The bill comes as good news for Michael Vlases, a Bozeman physician who’s used telemedicine in the past to reach patients who couldn’t make it to his office because of poor road conditions.
“Telemedicine technologies are out there now, and they’re very good,” he told the Great Falls Tribune. “They give patients more resources for healthcare and more flexibility ... often in much more convenient ways.”
The proposed legislation would set guidelines for a service that’s well-used in the state. Some 14 clinics are part of the REACH (Realizing Education and Community Health) Montana telehealth network, and South Dakota-based Avera Health’s eCare telehealth network extends into the state as well. Several hospitals are also part of the Frontier Community Health Integration (FCHI) ECHO demonstration project funded through the Centers for Medicare & Medicaid Services.
It’s also an integral part of the Indian Health Service’s efforts to serve Native American populations throughout the West.
“Telemedicine is part of the future,” Jonathan Gilbert, MD, clinical director for the IHS office in Billings, , told the Billings Gazette in a feature on telemedicine services at the Lame Deer Health Center, the first IHS center in the country to use the technology in its emergency room. “It’s a fantastic way to bring board-certified specialists to a frontier community and to raise the bar.”
Montana was one of the first states to pass a telehealth parity law, which took effect at the beginning of 2014.

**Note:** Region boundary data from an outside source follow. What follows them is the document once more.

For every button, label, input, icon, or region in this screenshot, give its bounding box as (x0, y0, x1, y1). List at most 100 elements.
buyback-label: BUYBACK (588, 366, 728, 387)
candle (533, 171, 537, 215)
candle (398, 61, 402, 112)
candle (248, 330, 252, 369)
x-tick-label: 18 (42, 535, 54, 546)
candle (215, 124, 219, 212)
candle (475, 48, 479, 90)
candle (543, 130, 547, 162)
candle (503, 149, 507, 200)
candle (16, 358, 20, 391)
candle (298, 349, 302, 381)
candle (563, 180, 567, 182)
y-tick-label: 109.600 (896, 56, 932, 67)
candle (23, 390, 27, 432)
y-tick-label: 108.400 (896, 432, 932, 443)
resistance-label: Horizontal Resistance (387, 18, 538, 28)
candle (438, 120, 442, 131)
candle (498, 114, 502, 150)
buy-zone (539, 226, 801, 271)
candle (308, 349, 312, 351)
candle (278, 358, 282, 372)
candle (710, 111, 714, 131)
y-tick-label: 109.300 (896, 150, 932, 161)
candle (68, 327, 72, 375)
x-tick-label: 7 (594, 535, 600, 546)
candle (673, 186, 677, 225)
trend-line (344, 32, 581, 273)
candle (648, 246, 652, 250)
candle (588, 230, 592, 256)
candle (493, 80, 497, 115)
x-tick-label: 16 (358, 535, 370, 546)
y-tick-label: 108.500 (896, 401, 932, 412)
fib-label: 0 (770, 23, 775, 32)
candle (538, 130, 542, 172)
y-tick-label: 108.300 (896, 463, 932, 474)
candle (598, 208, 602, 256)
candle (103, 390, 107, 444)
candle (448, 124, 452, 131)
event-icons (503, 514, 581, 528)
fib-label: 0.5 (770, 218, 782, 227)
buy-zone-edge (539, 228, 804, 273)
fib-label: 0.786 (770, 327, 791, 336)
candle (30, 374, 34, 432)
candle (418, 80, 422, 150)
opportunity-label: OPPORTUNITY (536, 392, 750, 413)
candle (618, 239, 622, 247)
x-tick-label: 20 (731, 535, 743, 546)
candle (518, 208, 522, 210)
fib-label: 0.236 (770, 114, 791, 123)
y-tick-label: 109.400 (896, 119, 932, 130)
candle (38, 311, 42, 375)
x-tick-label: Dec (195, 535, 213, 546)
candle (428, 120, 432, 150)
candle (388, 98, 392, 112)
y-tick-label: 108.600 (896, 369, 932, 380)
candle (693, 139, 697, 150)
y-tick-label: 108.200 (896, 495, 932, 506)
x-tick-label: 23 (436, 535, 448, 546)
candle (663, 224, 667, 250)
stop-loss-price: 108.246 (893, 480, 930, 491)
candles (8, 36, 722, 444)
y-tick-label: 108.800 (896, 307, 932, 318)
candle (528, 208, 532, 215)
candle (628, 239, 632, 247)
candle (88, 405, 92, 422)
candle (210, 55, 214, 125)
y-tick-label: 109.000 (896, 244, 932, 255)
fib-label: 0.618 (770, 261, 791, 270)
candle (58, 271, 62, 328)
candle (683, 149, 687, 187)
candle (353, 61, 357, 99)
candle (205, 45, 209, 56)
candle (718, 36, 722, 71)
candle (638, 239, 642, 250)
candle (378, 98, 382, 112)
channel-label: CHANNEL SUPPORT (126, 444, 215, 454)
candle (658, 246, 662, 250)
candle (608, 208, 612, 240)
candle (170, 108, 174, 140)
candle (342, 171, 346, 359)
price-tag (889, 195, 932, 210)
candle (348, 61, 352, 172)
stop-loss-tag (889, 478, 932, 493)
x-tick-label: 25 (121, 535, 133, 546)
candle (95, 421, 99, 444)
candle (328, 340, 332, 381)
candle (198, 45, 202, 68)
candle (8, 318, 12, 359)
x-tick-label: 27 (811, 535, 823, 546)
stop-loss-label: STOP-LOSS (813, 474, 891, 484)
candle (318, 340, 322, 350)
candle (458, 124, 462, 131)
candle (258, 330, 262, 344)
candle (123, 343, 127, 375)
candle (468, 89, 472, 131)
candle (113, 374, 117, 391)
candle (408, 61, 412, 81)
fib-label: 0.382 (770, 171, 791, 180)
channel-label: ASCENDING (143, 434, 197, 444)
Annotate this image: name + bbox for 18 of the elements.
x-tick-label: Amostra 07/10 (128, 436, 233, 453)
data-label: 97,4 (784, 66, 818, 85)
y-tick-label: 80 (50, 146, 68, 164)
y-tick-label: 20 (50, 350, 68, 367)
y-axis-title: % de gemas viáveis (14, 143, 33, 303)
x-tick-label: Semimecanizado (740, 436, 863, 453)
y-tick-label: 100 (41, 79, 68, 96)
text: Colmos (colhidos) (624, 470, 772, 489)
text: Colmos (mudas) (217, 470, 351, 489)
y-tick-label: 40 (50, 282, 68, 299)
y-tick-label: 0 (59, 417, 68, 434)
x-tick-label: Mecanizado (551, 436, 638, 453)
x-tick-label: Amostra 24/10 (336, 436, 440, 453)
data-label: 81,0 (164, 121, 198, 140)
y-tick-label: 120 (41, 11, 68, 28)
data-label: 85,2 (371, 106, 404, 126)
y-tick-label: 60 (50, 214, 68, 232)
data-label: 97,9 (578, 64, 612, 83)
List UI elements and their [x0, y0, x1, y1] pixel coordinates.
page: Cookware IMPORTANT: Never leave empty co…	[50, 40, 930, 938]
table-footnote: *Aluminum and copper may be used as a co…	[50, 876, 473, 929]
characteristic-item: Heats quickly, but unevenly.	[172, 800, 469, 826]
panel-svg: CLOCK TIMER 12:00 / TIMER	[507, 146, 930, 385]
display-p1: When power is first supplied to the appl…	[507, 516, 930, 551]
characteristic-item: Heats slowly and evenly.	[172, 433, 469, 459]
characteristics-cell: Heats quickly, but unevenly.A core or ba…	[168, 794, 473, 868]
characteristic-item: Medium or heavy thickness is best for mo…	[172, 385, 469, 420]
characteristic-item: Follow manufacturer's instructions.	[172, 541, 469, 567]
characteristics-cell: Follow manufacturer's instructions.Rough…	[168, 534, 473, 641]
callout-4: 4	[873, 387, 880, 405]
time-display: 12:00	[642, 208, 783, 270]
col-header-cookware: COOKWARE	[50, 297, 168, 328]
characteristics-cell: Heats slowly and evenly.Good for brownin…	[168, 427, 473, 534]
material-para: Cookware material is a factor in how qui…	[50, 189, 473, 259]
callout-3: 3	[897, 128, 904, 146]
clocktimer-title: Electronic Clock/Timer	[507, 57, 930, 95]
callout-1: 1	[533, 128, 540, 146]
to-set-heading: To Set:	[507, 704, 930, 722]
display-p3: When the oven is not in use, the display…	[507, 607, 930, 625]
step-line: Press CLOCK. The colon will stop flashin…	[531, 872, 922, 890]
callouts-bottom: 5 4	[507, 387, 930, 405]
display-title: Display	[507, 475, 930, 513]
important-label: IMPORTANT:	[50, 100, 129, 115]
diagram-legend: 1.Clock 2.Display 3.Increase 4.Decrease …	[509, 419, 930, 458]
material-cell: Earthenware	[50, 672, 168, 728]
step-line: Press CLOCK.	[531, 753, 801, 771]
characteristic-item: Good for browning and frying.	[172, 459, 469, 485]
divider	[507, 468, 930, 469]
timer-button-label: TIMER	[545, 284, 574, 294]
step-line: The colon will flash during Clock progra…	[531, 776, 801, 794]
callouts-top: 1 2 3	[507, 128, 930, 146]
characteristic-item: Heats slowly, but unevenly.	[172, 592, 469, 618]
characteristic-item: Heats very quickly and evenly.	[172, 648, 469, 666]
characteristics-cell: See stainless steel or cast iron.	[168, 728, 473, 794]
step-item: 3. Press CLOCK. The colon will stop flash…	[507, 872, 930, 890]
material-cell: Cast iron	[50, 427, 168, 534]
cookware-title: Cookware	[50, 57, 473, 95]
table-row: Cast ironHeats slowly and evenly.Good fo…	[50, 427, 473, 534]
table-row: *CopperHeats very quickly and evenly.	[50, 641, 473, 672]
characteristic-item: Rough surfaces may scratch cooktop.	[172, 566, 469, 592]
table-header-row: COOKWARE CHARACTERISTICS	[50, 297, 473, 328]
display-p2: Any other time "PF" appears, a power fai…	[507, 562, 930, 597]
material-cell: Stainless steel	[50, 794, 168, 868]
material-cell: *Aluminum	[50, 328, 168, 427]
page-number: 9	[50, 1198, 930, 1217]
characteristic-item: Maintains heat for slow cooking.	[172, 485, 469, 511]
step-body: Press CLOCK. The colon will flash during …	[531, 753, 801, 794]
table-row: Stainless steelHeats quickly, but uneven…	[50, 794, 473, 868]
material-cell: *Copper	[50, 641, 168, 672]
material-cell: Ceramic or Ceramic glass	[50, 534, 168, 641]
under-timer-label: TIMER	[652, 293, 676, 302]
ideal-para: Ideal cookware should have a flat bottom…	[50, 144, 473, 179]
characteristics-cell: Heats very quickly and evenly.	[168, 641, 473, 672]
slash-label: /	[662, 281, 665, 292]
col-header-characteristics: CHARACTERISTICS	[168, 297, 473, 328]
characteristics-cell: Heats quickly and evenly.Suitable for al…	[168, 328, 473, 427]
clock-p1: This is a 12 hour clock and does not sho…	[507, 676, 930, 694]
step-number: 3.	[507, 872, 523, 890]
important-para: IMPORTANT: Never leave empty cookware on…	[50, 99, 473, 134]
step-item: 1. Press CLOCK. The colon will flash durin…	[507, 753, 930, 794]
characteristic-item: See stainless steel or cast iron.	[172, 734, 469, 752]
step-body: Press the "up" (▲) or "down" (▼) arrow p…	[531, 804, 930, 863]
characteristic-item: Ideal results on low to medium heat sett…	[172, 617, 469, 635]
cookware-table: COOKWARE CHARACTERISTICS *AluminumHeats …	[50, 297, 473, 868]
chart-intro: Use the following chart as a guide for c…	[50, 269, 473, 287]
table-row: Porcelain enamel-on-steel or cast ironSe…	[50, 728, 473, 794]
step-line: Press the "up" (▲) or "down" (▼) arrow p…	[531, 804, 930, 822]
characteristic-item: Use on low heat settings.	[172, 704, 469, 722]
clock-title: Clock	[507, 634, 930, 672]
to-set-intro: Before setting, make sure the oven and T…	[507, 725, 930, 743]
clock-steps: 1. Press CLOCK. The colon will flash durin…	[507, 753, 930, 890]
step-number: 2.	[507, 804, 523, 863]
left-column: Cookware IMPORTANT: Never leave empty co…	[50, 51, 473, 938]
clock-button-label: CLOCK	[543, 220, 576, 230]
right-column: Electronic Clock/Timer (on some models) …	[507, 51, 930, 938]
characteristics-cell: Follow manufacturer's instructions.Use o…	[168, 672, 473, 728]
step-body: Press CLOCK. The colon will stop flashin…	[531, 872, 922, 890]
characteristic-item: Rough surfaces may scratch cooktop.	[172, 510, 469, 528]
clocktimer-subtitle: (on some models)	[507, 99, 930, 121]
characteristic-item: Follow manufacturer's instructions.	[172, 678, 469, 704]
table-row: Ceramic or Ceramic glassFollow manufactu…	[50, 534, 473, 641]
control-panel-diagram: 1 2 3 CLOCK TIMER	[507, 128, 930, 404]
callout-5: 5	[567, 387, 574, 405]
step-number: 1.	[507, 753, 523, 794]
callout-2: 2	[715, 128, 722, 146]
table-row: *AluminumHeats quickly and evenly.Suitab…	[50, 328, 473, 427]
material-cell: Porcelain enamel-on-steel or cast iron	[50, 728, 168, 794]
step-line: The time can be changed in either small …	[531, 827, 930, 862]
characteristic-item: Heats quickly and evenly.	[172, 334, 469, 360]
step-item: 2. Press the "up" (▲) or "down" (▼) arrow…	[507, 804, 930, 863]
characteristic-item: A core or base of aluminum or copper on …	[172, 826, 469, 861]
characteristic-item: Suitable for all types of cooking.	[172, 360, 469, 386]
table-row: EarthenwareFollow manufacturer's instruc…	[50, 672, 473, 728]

“I want our rural, agricultural communities to thrive, and this is one way to strengthen these smaller communities so they can remain viable,” Governor Steve Bullock said after signing the bill into law in April 2013. “We have some amazing new technology, and this bill encourages its use so that rural doctors have a way to provide their patients with services that may not be available for hundreds of miles.”
“We are a unique state because we are so rural,” added State Sen. Edward Buttrey (R-Great Falls), who introduced the bill. “People in the rural and remote corners of the state deserve to get quick, safe, adequate care and be reimbursed as if they were face-to-face with the physician.”
In 2015, Montana was one of the first states to join the Federation of State Medical Boards’ Interstate Medical Licensure Compact, establishing a streamlined process for licensure to practice telemedicine across state lines (in all, 18 states has signed the compact). Also that year, the state scrapped its requirements for a separate telemedicine license in favor of a full, unrestricted license requirement for physicians from other states.